Null hypothesis stated as "there is an effect" It is common to see $H_0$ stated as the inexistence of a difference between two data groups. The rejection of this hypothesis is always in favor of the alternative one that there is a difference. This makes a lot of sense, beginning from the fact that the name "null" suggests exactly this. However, I have the doubt: what would be the complications of stating $H_0$ as there being an effect? Could it be used to gather evidence in favor of the alternative hypothesis that the difference is 0?
I have a sense of why this would the answer to the latter question would be "no" (starting from the fact that we cannot prove a negative), but I'm looking for a more rooted response.
 A: You are, perhaps, thinking about a 'negativist' null hypothesis of the general form $\text{H}_{0}^{-}\text{: }|\theta|\ge \Delta$, with $\text{H}_{\text{A}}^{-}\text{: }|\theta|< \Delta$, as used in tests for equivalence, and where $\Delta$ is the smallest effect size that you care about a priori to the test. (As expressed here, the equivalence region ($-\Delta, \Delta$) is symmetric, although it need not be.
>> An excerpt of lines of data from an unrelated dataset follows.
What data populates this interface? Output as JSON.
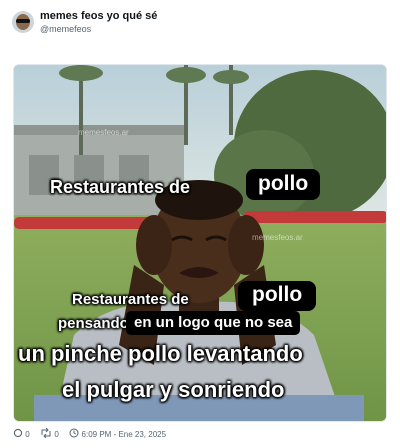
{
  "tweet": {
    "display_name": "memes feos yo qué sé",
    "handle": "@memefeos",
    "timestamp": "6:09 PM - Ene 23, 2025",
    "replies": "0",
    "retweets": "0"
  },
  "meme": {
    "line1_text": "Restaurantes de",
    "line1_box": "pollo",
    "line2_text": "Restaurantes de",
    "line2_box": "pollo",
    "line3_text": "pensando",
    "line3_box": "en un logo que no sea",
    "line4": "un pinche pollo levantando",
    "line5": "el pulgar y sonriendo",
    "watermark1": "memesfeos.ar",
    "watermark2": "memesfeos.ar"
  },
  "icons": {
    "reply": "comment-icon",
    "retweet": "retweet-icon"
  }
}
For example, one could express an asymmetric equivalence range $\text{H}^{-}_{0}\text{: }\theta \le \Delta_{\text{lower}}\textbf{ OR } \theta \ge \Delta_{\text{upper}}$, where $|\Delta_{\text{lower}}| \ne \Delta_{\text{upper}}$. One place this is sometimes done is when $\theta$ measures a relative difference like an odds ratio or relative risk, and where $\Delta_{\text{lower}} = \frac{1}{\Delta_{\text{upper}}}$.)
In plain language, for a one-sample or two-sample test the null is "There is an effect of magnitude at least as large as $\Delta$, and the alternative is "The magnitude of the effect is less that $\Delta$." The omnibus form of this null hypothesis would be "There is an effect of magnitude at least $\Delta$ between every group."
Note: For a continuous distribution we cannot simply invert the null hypothesis from the two-sided test for difference (i.e. $\text{H}_{0}^{+}\text{: }\theta = 0$) to be $\text{H}_{0}^{+}\text{: }\theta \ne 0$, because we would have to find (probabilistic) evidence
in favor of $\text{H}_{\text{A}}\text{: }\theta = 0$, but the probability of a continuously distributed variable (e.g., normal, $t$, etc.) exactly equaling a specific number is 0 (i.e. $P(X = c) = 0$), and so you would never reject such an inverted null (i.e. $\text{H}_{0}\text{: }\theta \ne 0$ is no good).



Selected References
Anderson, S., & Hauck, W. W. (1983). A new procedure for testing equivalence in comparative bioavailability and other clinical trials. Communications in Statistics—Theory and Methods, 12(23), 2663–2692.
Reagle, D. P., & Vinod, H. D. (2003). Inference for negativist theory using numerically computed rejection regions. Computational Statistics & Data Analysis, 42(3), 491–512.
Wellek, S. (2010). Testing Statistical Hypotheses of Equivalence and Noninferiority (Second Edition). Chapman and Hall/CRC Press.